Carver miró cómo los escribía Delia y dijo:
—Cusack es con una ese, y Trone es con… ¡un momento! ¿Me lo dejas ver?
Agarró la hoja y miró fijamente el primero de los nombres, con la ese de más limpiamente tachada. Se lo había dicho a sí mismo un montón de veces, pero solo en ese instante vio las letras separadas por primera vez.
—¿Cómo se llamaban esos rompecabezas de letras? —preguntó.
—¿Anagramas?
—¡Eso! —exclamó Carver tachando más letras. Acababa de encontrar la palabra Jack cuando Delia soltó:
—¡Saucy Jack! ¿Jay Cusack es Saucy Jack?
—Así es, el Destripador se llamó a sí mismo Saucy Jack, o Jack el Descarado, en una de sus cartas —contestó Carver. Sacó del montón una carpeta con recortes de periódicos y añadió—: Aquí está. En una postal que envió a la Agencia Central de Noticias. Este artículo no reproduce la postal, pero sí lo que decía:
No fue broma querido Jefe cuando le di el consejo, mañana tendrá un dos por uno de Jack el Descarado la primera chilló un poco y no me dio tiempo a cortar las orejas pa los polis. Gracias por guardar mi última carta hasta que entruve en faena.
Jack el Destripador
—Jack el Descarado, y repite lo de Jefe, y comete faltas de ortografía —dijo Delia—. ¿Quién crees tú que es el jefe?
—No sé, pero lo menciona en las cartas que envió a Scotland Yard y en las dos de aquí. Yo creo que era alguien para quien trabajaba, un jefe de verdad.

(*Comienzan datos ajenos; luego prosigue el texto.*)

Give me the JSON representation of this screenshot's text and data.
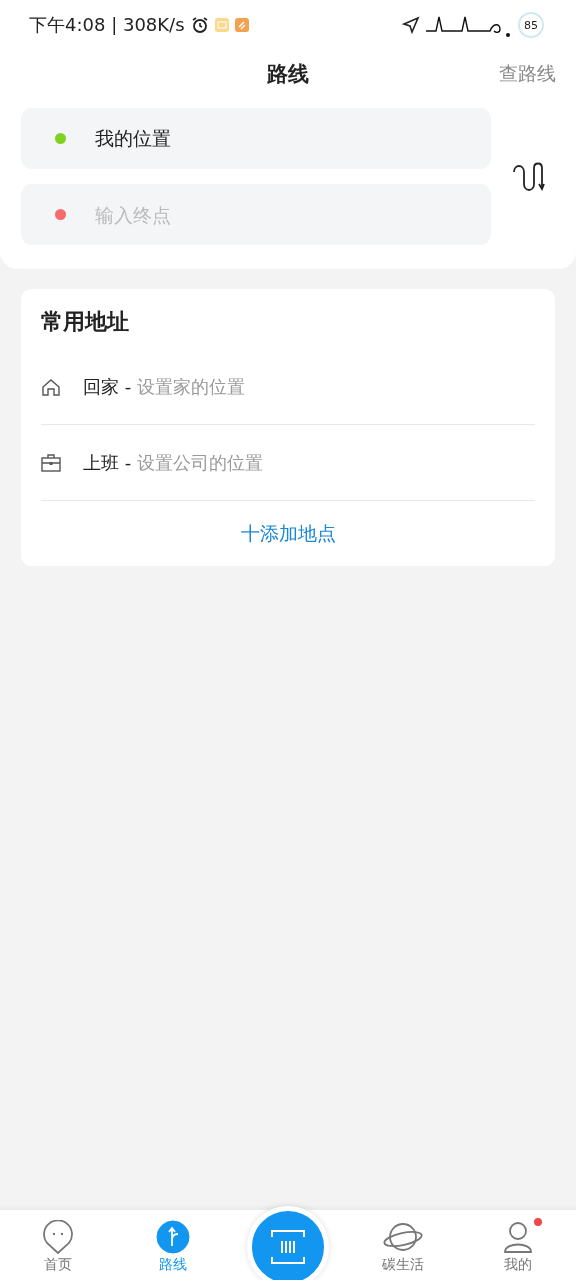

Mientras Delia miraba el artículo, Carver repasó las notas de su amiga.
Raphael Trone. Empezó a cambiar las letras de sitio otra vez, hasta que se derrumbó en la silla.
—Raphael Trone. Leather Apron, o Mandil de Cuero. Otro de los apodos que los periódicos londinenses pusieron al asesino. Esto es un juego.
—¿Entre él y la policía?
Carver meneó la cabeza. No se encontraba bien.
—Quizá en Whitechapel lo fue, pero creo que ahora es entre él y yo.
—¿Qué quieres decir?
—¿Por qué mandó esa carta al orfanato? —se preguntó Carver con tono ausente—. ¿Quería que yo me enterase de quién era y de lo que estaba haciendo? ¿Quería fanfarronear? Tú dices que no soy como él, pero mira lo que le hice a Tudd.
—Tú no has matado a nadie, Carver —protestó Delia sosteniéndole la mirada. Luego parpadeó y miró más allá del chico—. Uy, qué tarde. Lo siento, tengo que volver. ¿Crees que ya has recopilado suficiente información para hablar con Roosevelt?
—¿Sin la carta de mi padre? Yo creo que no es suficiente ni para convencer a Jerrik Ribe.
—Llevas razón. Seguiremos buscando mañana. ¿Puedo contarle algo de esto a Jerrik? Me sería más fácil venir si le digo algo.
—Haz lo que quieras —contestó Carver encogiéndose de hombros—. Vamos, te acompaño a la calle.
—No me gusta nada dejarte solo. ¿Estarás bien? ¿Sabes cuándo volverá el señor Hawking?
—No me lo ha dicho, pero no te preocupes. No hay sitio más seguro que una sede central secreta.